Leung gave his first live all-video-game-music piano recital at the Alamo Drafthouse Cinema in Austin, TX in 2005. Leung gave 21 encores. He was also featured in NPR’s song of the day for the recording of "Mario Solo Piano Medley" for Video Games Live album.

In March 2007, at the Game Audio Network Guild Awards, Leung performed Super Mario music with Koji Kondo and Shigeru Miyamoto in attendance.

Leung has been featured in The Plain Dealer, National Public Radio, Steinway & Sons – Owners' Magazine, Nintendo Power, Slashdot, GAME Magazine, CUBE Magazine, Night Life Montreal, MTV, 1UP.com, GameSpot, and Advanced Media Network.

===Classical music===
Leung has given over a hundred solo classical music public performances. Some notable performances the grand opening of Cammilleri Hall at the University of Southern California in 2012, Steinway Hall as part of the Yale Pianists at Steinway Hall series in 2009, Sprague Hall as part of the Messiaen Centenary Celebration at Yale in 2008, at the grand opening of Mixon Hall in 2007, and more.

He made his Carnegie Hall debut in 2003 at the age of 16 in the Isaac Stern Auditorium, performing Mendelssohn's Concerto No. 1 – Presto with the University High School Symphony/Peter Fournier. Leung has also performed with the USC Symphony/Carl St. Clair, Sudbury Symphony Orchestra/Victor Sawa, Regina Symphony Orchestra/Victor Sawa, Saskatoon Symphony Orchestra/Victor Sawa, Cleveland Institute of Music Orchestra/Tito Munoz, Pittsburgh Symphony/Lucas Richman, YMF Debut Orchestra/Frank Fetta, Brentwood-Westwood Symphony/Alvin Mills, Symphony in the Glen/Arthur B. Rubinstein and Delores Stevens, and the Southwestern Youth Music Festival Orchestra/Frances Steiner.

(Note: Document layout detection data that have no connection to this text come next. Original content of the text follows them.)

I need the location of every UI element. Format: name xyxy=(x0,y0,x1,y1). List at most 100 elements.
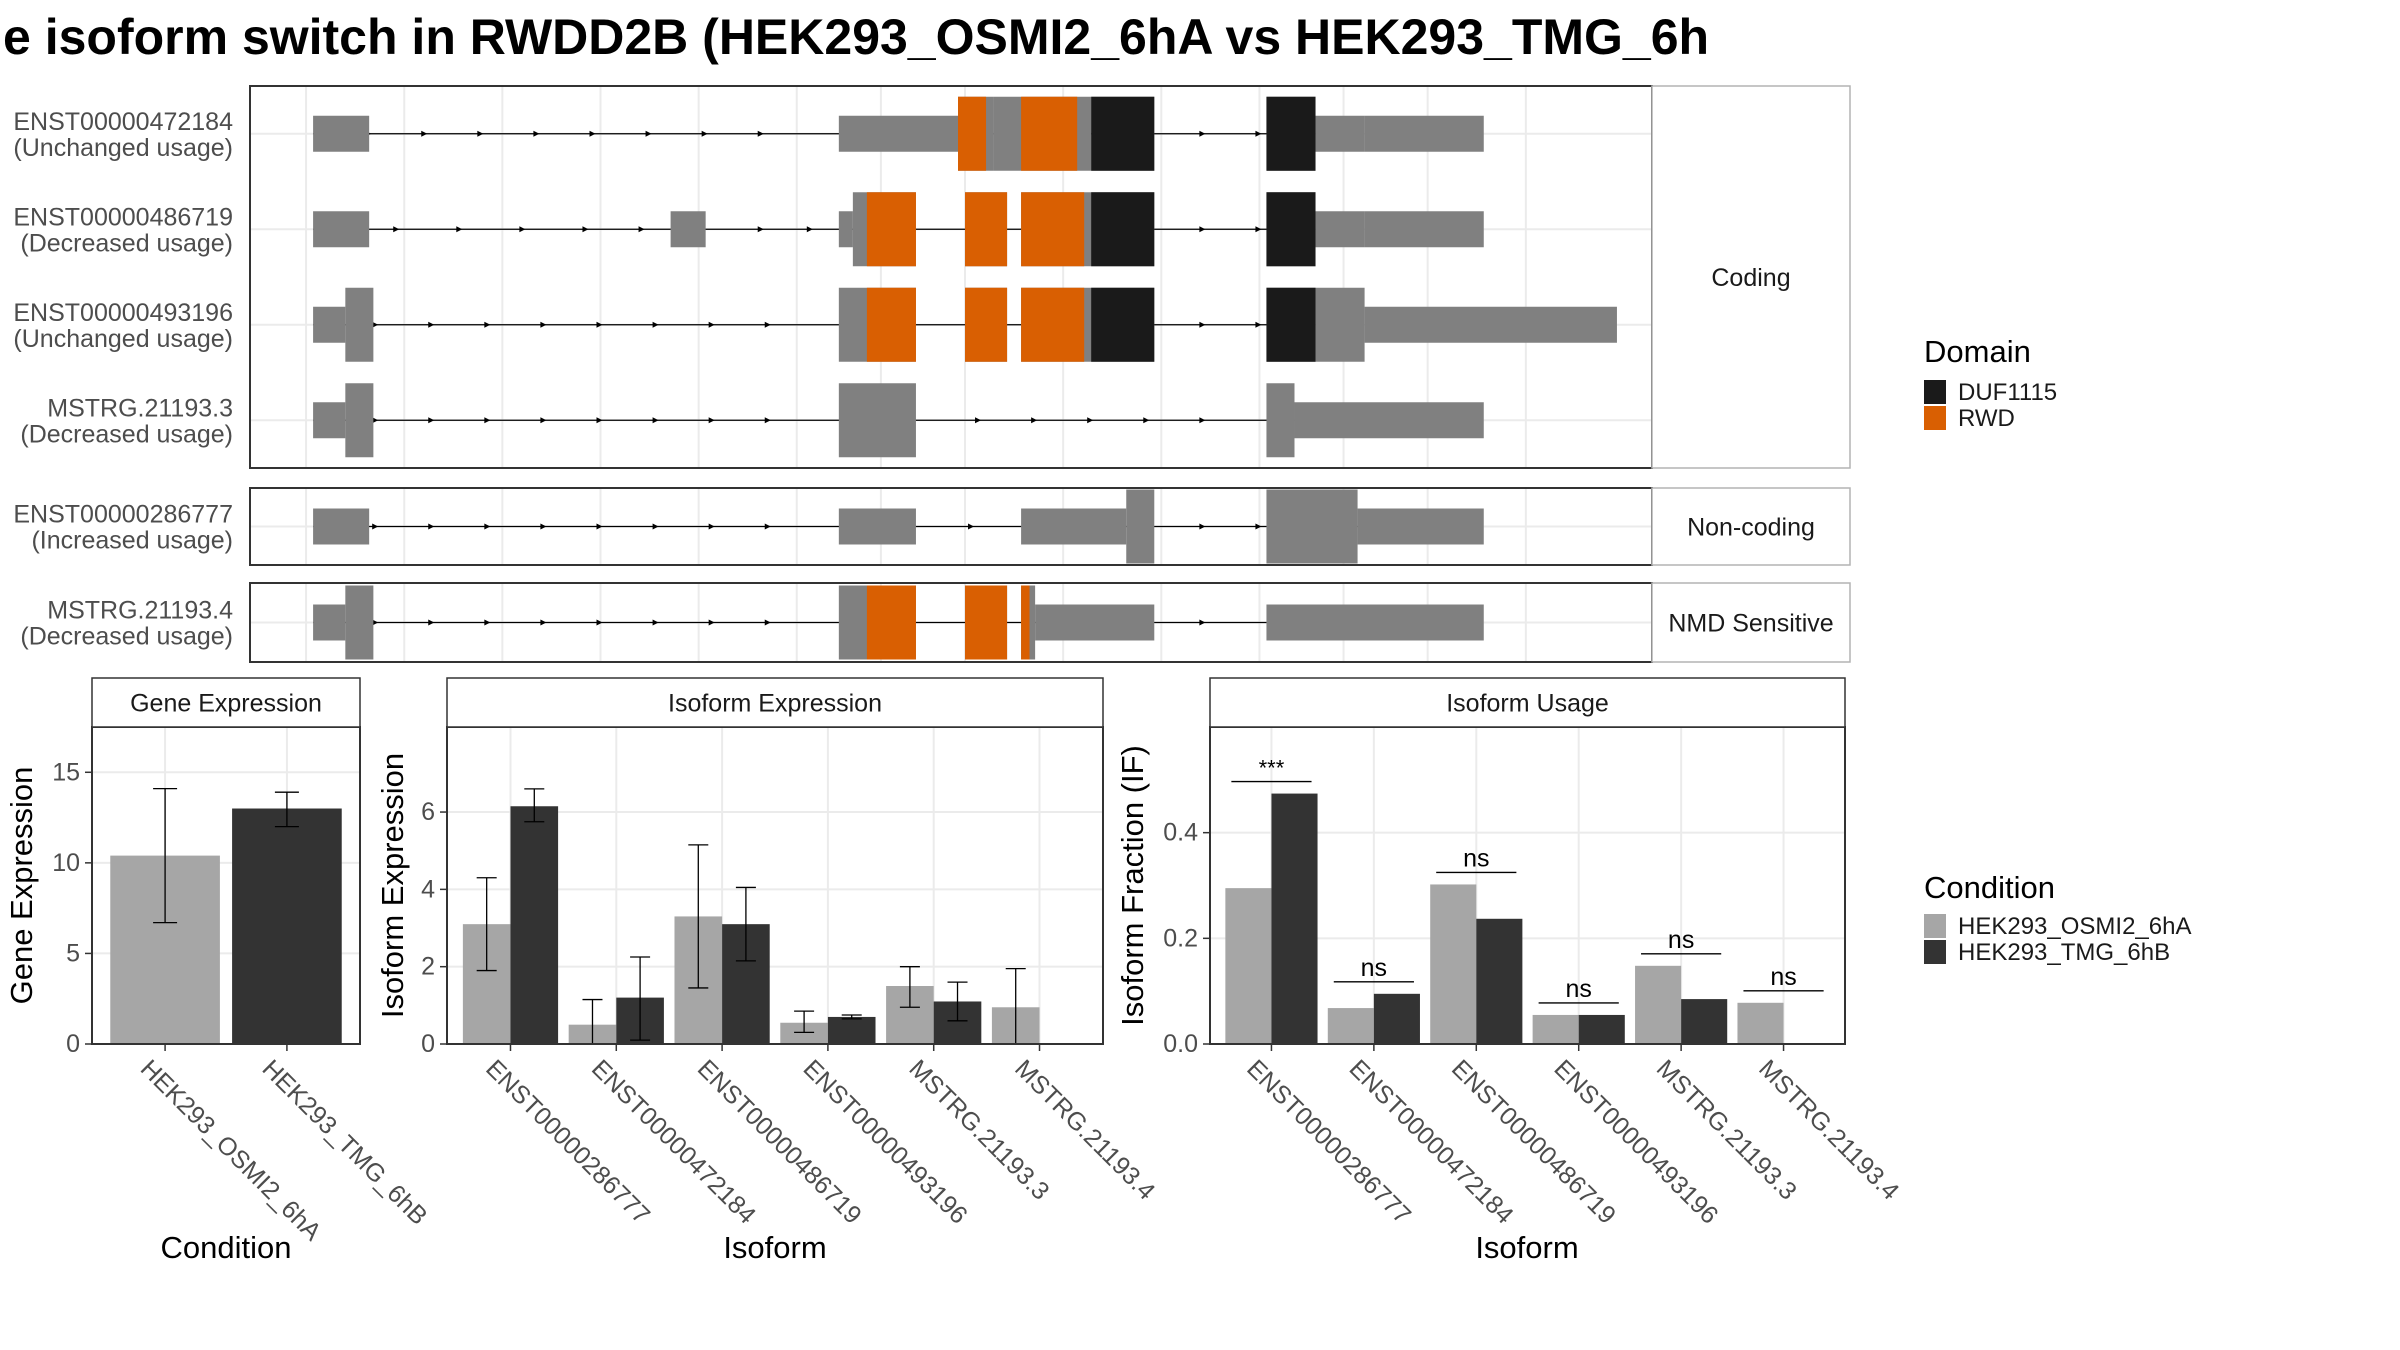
strand-arrow-icon xyxy=(1143,417,1150,424)
y-tick-label: 2 xyxy=(421,953,435,981)
exon-block xyxy=(1266,383,1295,458)
strand-arrow-icon xyxy=(393,226,400,233)
transcript-track xyxy=(250,489,1652,564)
strand-arrow-icon xyxy=(1199,417,1206,424)
condition-legend-key xyxy=(1924,940,1946,964)
isoform-bar xyxy=(1635,965,1682,1044)
isoform-bar xyxy=(1373,993,1420,1044)
exon-block xyxy=(1315,115,1365,152)
isoform-bar xyxy=(1737,1002,1784,1044)
strand-arrow-icon xyxy=(540,619,547,626)
exon-block xyxy=(1357,508,1484,545)
domain-legend-label: RWD xyxy=(1958,405,2015,432)
structure-group-1: Non-coding xyxy=(249,487,1851,566)
domain-rwd-block xyxy=(1021,192,1085,267)
group-strip-label: Coding xyxy=(1711,264,1790,292)
panel-strip-label: Isoform Expression xyxy=(668,690,882,718)
exon-block xyxy=(838,211,853,248)
strand-arrow-icon xyxy=(582,226,589,233)
strand-arrow-icon xyxy=(421,130,428,137)
strand-arrow-icon xyxy=(540,417,547,424)
condition-legend-label: HEK293_OSMI2_6hA xyxy=(1958,913,2191,940)
condition-legend-label: HEK293_TMG_6hB xyxy=(1958,939,2170,966)
transcript-usage-label: (Increased usage) xyxy=(31,527,233,555)
strand-arrow-icon xyxy=(596,619,603,626)
domain-duf-block xyxy=(1266,96,1316,171)
strand-arrow-icon xyxy=(484,321,491,328)
strand-arrow-icon xyxy=(540,523,547,530)
exon-block xyxy=(1315,211,1365,248)
isoform-bar xyxy=(827,1016,876,1044)
exon-block xyxy=(1266,489,1358,564)
chart-panel-0: Gene Expression051015HEK293_OSMI2_6hAHEK… xyxy=(4,677,433,1265)
y-tick-label: 0 xyxy=(421,1030,435,1058)
strand-arrow-icon xyxy=(1255,523,1262,530)
strand-arrow-icon xyxy=(1199,523,1206,530)
y-axis-title: Isoform Expression xyxy=(375,753,410,1018)
exon-block xyxy=(838,115,959,152)
strand-arrow-icon xyxy=(372,619,379,626)
transcript-track xyxy=(250,96,1652,171)
panel-strip xyxy=(1209,677,1846,728)
isoform-bar xyxy=(1578,1014,1625,1044)
isoform-bar xyxy=(1225,888,1272,1044)
transcript-label: MSTRG.21193.4 xyxy=(47,597,233,625)
strand-arrow-icon xyxy=(1199,619,1206,626)
strand-arrow-icon xyxy=(708,321,715,328)
strand-arrow-icon xyxy=(764,321,771,328)
exon-block xyxy=(1035,604,1155,641)
group-strip-label: Non-coding xyxy=(1687,514,1815,542)
y-tick-label: 0 xyxy=(66,1030,80,1058)
group-strip-label: NMD Sensitive xyxy=(1668,610,1833,638)
exon-block xyxy=(670,211,706,248)
domain-rwd-block xyxy=(866,585,916,660)
exon-block xyxy=(313,115,370,152)
strand-arrow-icon xyxy=(708,417,715,424)
strand-arrow-icon xyxy=(484,523,491,530)
gene-expression-bar xyxy=(232,808,342,1044)
domain-rwd-block xyxy=(1021,287,1085,362)
isoform-bar xyxy=(1681,999,1728,1044)
strand-arrow-icon xyxy=(968,523,975,530)
strand-arrow-icon xyxy=(1199,130,1206,137)
exon-block xyxy=(313,211,370,248)
isoform-bar xyxy=(510,806,559,1044)
x-axis-title: Isoform xyxy=(723,1230,826,1265)
domain-duf-block xyxy=(1266,287,1316,362)
exon-block xyxy=(1126,489,1155,564)
domain-duf-block xyxy=(1091,192,1155,267)
exon-block xyxy=(1364,211,1484,248)
transcript-track xyxy=(250,192,1652,267)
panel-strip-label: Gene Expression xyxy=(130,690,322,718)
transcript-usage-label: (Decreased usage) xyxy=(20,229,233,257)
exon-block xyxy=(1364,306,1617,343)
strand-arrow-icon xyxy=(1031,417,1038,424)
group-strip xyxy=(1651,582,1851,663)
significance-label: ns xyxy=(1566,975,1592,1003)
exon-block xyxy=(345,585,374,660)
significance-label: ns xyxy=(1361,954,1387,982)
transcript-track xyxy=(250,383,1652,458)
domain-rwd-block xyxy=(1021,96,1078,171)
strand-arrow-icon xyxy=(708,619,715,626)
strand-arrow-icon xyxy=(1255,226,1262,233)
strand-arrow-icon xyxy=(1199,321,1206,328)
panel-strip xyxy=(446,677,1104,728)
isoform-bar xyxy=(1430,884,1477,1044)
strand-arrow-icon xyxy=(372,417,379,424)
y-tick-label: 0.0 xyxy=(1163,1030,1198,1058)
strand-arrow-icon xyxy=(477,130,484,137)
transcript-usage-label: (Decreased usage) xyxy=(20,623,233,651)
exon-block xyxy=(345,287,374,362)
figure-title: e isoform switch in RWDD2B (HEK293_OSMI2… xyxy=(3,9,1709,65)
strand-arrow-icon xyxy=(757,226,764,233)
panel-strip xyxy=(91,677,361,728)
chart-panel-1: Isoform Expression0246ENST00000286777ENS… xyxy=(375,677,1160,1265)
strand-arrow-icon xyxy=(975,417,982,424)
transcript-label: ENST00000486719 xyxy=(13,203,233,231)
strand-arrow-icon xyxy=(372,321,379,328)
strand-arrow-icon xyxy=(456,226,463,233)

Leung has performed chamber music at Schoenfeld Symphonic Hall in 2013, at Sprague Hall for the New Music New Haven series in 2010, at Smith Hall as part of the Junior Chamber Music Series in 2004, and at the Chamber Music Showcase, organized by the National Foundation for Advancement in the Arts at the University of Miami in 2004. While at Yale, Leung performed in clarinet, violin, horn, and oboe recitals in 2009-2010.

In 2009, as part of the Yale Philharmonia, Leung played the keyboard glockenspiel in Mozart's "The Magic Flute." In 2009, Leung played the harpsichord at the Whitney Humanities Center.
Martin Leung has been a recipient of several music awards including first prize at the Cleveland Concerto Competition (2007), the Art of the Piano Liszt Competition in Cincinnati (2011), the USC Concerto Competition (2013), Zoltán Rozsnyai Memorial Prize at the LA International Liszt Competition, Division VII (2016).